Казалось, Томас ищет еще один повод, чтобы продемонстрировать свои блестящие способности, и мне очень хотелось доказать, что он ошибается, и тем самым завоевать еще большее уважение дяди.
Желание получить одобрение дяди и мое заочное знакомство с мисс Николс послужили причиной того, что я твердо решила помочь раскрыть это дело.
Я пыталась обсудить с братом, что он думает по этому поводу, но он был погружен в свои занятия и не мог уделить мне время. Поэтому у меня оказалось слишком много свободного времени на размышления о смерти и о недолговечности всего живого.

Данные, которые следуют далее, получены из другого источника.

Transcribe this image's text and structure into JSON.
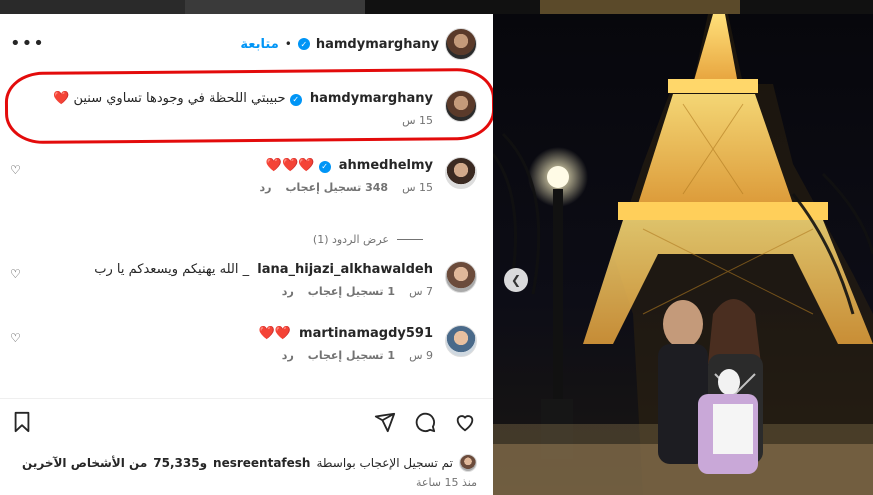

Натаниэль заверил меня, что я не виновата в произошедшем, но его утешение не приносило мне облегчения, когда отец смотрел на меня с таким всепоглощающим страхом. По его мнению, он обязан был защищать меня от всего на свете. В конце концов, мама умерла не тогда, когда выхаживала Натаниэля после скарлатины. Ему не пришлось смотреть, как ее лицо покрывается этой ужасной красной сыпью, и видеть, как распухает ее язык, потому что брат был очень слабым. Ее уже и без того больное сердце остановилось насовсем не из-за того, что Натаниэль принес инфекцию в наш дом.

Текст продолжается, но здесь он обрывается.